Ciudadanos invisibles
«Han sido ellos, los habitantes de las ciudades invisibles, quienes han mantenido activo el funcionamiento básico de nuestra sociedad urbana. Son los que no veíamos. Los que no vemos»
Tienen la misma edad y vivimos en la misma ciudad. Pero mientras mi hijo levanta la mirada de la tableta y se vuelve a distraer vigilando cómo redacto este artículo dictado por la mala conciencia de clase, el suyo mira a su madre andando desde la única ventana del pequeño piso alquilado donde viven desde que el sueño de la prosperidad los trajo a este país que ya es el suyo. Misma edad, misma ciudad, realidades y miradas distintas. Porque ahora su pequeño la mira a ella caminando por la calle, un día cualquiera con la mascarilla de ayer, en dirección a la estación de metro, como volverá a hacer mañana y como han seguido haciendo tantos vecinos de los barrios de las clases subalternas en el área metropolitana durante el Gran Enclaustramiento. Mientras más gente subía a su vagón durante el trayecto en la alargada línea roja, ellos han sido quienes no podían respetar la distancia de seguridad. Los que luego hemos visto bajar de los autobuses o salir de las estaciones de metro desde nuestra terraza. Son quienes volverán a pisar las andanas nuevamente porque las bicicletas municipales están demasiado lejos del lugar donde no han podido ni pueden dejar de ir a trabajar. “The working, the working, just the working life”. No es una estampa ideologizada. Ahora no. Son datos.

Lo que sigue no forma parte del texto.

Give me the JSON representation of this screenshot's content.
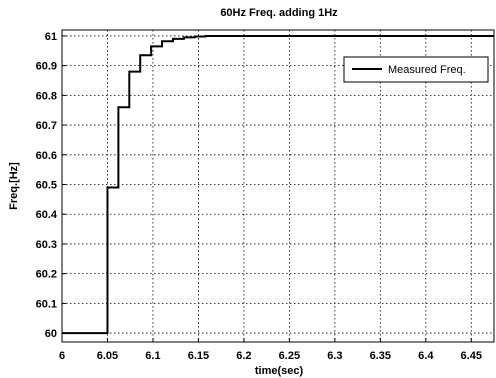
{
  "chart_data": {
    "type": "line",
    "title": "60Hz Freq. adding 1Hz",
    "xlabel": "time(sec)",
    "ylabel": "Freq.[Hz]",
    "xlim": [
      6.0,
      6.475
    ],
    "ylim": [
      59.97,
      61.02
    ],
    "xticks": [
      6,
      6.05,
      6.1,
      6.15,
      6.2,
      6.25,
      6.3,
      6.35,
      6.4,
      6.45
    ],
    "xtick_labels": [
      "6",
      "6.05",
      "6.1",
      "6.15",
      "6.2",
      "6.25",
      "6.3",
      "6.35",
      "6.4",
      "6.45"
    ],
    "yticks": [
      60,
      60.1,
      60.2,
      60.3,
      60.4,
      60.5,
      60.6,
      60.7,
      60.8,
      60.9,
      61
    ],
    "ytick_labels": [
      "60",
      "60.1",
      "60.2",
      "60.3",
      "60.4",
      "60.5",
      "60.6",
      "60.7",
      "60.8",
      "60.9",
      "61"
    ],
    "grid": true,
    "legend": "top-right",
    "series": [
      {
        "name": "Measured Freq.",
        "color": "#000000",
        "step": true,
        "x": [
          6.0,
          6.05,
          6.062,
          6.074,
          6.086,
          6.098,
          6.11,
          6.122,
          6.134,
          6.146,
          6.158,
          6.17,
          6.182,
          6.2,
          6.25,
          6.3,
          6.35,
          6.4,
          6.45,
          6.475
        ],
        "y": [
          60.0,
          60.49,
          60.76,
          60.88,
          60.935,
          60.965,
          60.982,
          60.99,
          60.995,
          60.998,
          61.0,
          61.0,
          61.0,
          61.0,
          61.0,
          61.0,
          61.0,
          61.0,
          61.0,
          61.0
        ]
      }
    ]
  }
}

Nada distinto de lo que ha ocurrido en tantas áreas urbanas de los países desarrollados. Para el caso de Barcelona lo ha estudiado el Grup d’Estudis sobre Energia Territori i Societat. Se trataba de cruzar información contrastable: comparar el número de validaciones de tarjetas de transporte que se produjeron durante las primeras semanas del confinamiento (los ha suministrado la Autoritat del Transport Metropolità) con aquellas áreas de la ciudad que los investigadores de ese potente grupo ya habían delimitado en función de la renta familiar (zonas adineradas, intermedias, vulnerables). Y los resultados del estudio son clarificadores. Muchísimos menos viajes, pero no en todas las zonas por igual. Donde más ha disminuido el uso del transporte público fue en los barrios más ricos. En las zonas de renta más alta la reducción de la movilidad fue más rápida y ha sido más intensa. Así hemos podido quedarnos en casa, pero no todos por igual.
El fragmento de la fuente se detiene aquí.